4. A vaporisation injector according to claim 3, wherein said feed means for said secondary stream of carrier gas comprise a passageway in said valve member through which said secondary stream of carrier gas may be introduced into said transverse port.

5. A vaporisation injector according to any one of claims 1-4, wherein the valve member is of heat resistant polyamide.

6. A vaporisation injector according to claim 5, wherein the valve member is of graphitised polyamide.

7. A vaporisation injector according to any one of the preceding claims, comprising a second carrier gas feeding means axially spaced along said injection channel from said first gas feeding means for feeding a second carrier gas stream to said channel downstream of said second carrier gas stream.

8. A vaporisation injector according to any one of the preceding claims, wherein said injector body has said vaporisation chamber formed therein, said injection channel communicating with the vaporisation chamber, and said vaporisation chamber being open at one end to receive the end of the chromatographic column and provided with means for providing a gas-tight seal around said end of the column when received therein.

9. A vaporisation injector according to claim 8, wherein said vaporisation chamber has a lining member having a throat at one end in line with the needle injection channel and through which the end of the injection needle projects into said chamber during the injection process, said throat having a diameter greater than that of the needle injection channel.
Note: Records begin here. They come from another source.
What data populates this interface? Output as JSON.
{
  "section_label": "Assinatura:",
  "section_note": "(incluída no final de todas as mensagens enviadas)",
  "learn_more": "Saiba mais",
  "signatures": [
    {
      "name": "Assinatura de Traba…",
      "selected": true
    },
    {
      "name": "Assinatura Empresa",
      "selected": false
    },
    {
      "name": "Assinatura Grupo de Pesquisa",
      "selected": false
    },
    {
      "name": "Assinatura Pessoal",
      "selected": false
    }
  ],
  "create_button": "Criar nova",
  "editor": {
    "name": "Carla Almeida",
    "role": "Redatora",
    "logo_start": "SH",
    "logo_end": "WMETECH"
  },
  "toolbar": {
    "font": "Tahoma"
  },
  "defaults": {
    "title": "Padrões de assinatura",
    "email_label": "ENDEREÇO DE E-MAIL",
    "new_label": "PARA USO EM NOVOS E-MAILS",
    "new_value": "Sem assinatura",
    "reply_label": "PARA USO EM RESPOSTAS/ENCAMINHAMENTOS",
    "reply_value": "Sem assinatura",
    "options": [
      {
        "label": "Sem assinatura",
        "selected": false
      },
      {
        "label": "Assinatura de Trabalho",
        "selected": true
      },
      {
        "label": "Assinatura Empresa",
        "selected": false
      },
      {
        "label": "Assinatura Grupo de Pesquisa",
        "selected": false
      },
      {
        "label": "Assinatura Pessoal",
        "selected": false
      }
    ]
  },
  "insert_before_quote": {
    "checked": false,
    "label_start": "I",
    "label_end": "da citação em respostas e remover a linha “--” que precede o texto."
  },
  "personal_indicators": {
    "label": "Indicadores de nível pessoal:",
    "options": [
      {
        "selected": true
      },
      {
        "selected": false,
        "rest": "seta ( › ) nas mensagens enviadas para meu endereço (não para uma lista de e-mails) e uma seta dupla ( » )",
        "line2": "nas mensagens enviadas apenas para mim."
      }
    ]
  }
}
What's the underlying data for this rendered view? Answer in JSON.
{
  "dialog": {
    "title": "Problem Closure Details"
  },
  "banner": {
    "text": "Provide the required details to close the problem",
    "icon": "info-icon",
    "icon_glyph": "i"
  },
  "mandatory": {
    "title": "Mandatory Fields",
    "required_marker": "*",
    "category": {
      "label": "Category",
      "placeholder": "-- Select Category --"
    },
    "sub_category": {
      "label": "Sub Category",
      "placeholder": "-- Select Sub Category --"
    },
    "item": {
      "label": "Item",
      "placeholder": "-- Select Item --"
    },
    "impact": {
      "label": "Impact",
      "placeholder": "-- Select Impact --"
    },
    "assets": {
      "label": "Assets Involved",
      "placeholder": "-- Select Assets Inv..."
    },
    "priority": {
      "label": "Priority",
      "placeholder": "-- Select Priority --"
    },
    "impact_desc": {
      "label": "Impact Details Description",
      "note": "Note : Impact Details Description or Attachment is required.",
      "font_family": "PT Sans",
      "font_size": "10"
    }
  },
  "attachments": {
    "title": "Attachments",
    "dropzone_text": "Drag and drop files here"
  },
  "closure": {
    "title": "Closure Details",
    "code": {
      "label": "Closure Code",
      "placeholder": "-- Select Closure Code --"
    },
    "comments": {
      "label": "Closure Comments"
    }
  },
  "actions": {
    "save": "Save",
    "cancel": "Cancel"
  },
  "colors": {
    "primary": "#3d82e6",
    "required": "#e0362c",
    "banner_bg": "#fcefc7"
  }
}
10. A vaporisation injector according to claim 7 and 9, wherein said second carrier gas stream injection means is positioned to feed the second stream of carrier gas to said chamber through said throat surrounding the injection needle when positioned therein.

11. A vaporisation injector according to any one of claims 1-7, in the form of an adaptor for use with an on-column vaporisation injector comprising a vaporisation chamber having an injection capillary leading to said chamber, the said need injection channel in said injector body being open at one end to receive the injection capillary and provided means therein for forming a gas-tight seal around said capillary when received therein.

12. A vaporisation injector according to claim 11 , wherein said injector body is provided with external cooling fins.

13. A vaporisation injector according to claim 11 or 12, wherein the open end of said needle injection channel is of an enlarged diameter compared with the inlet portion of the channel, said inlet portion having an internal diameter substantially equal to the internal diameter of the injection capillary.

14. A vaporisation injector according to claim 12 or 13, wherein means are provided for externally cooling the end of the injection capillary when received into the open end of said needle injection channel.

1 5. A vaporisation injector according to claim 14, wherein said cooling means comprise a cylindrical jacket member which surrounds the inserted end of the injection capillary and means are provided to feed a stream of cooling air internally to said jacket to cool the external surface of the injection capillary.

1 6. A vaporisation injector according to any one of claims 11-15, including said vaporisation chamber and injection capillary, said vaporisation chamber having an open end which receives the end of the chromatographic column and being provided with means for providing an air-tight seal around the end of the column when received therein.

17. A vaporisation injector according to claim 16, wherein a splitting channel is provided communicating with said vaporisation chamber upstream of said seal to remove a split stream of vaporised sample and the carrier gas.

18. A vaporisation injector according to claim 16 or 17, wherein the vaporisation chamber is formed internally in a block provided with internal heating means and adapted to be mounted on the chromatographic column.

1 9. A vaporisation injector according to claim 1 6,1 7 or 18, wherein said vaporisation chamber and injection capillary comprise an integrally formed glass tube having a first section forming said capillary and a second section of increased internal diameter forming said chamber.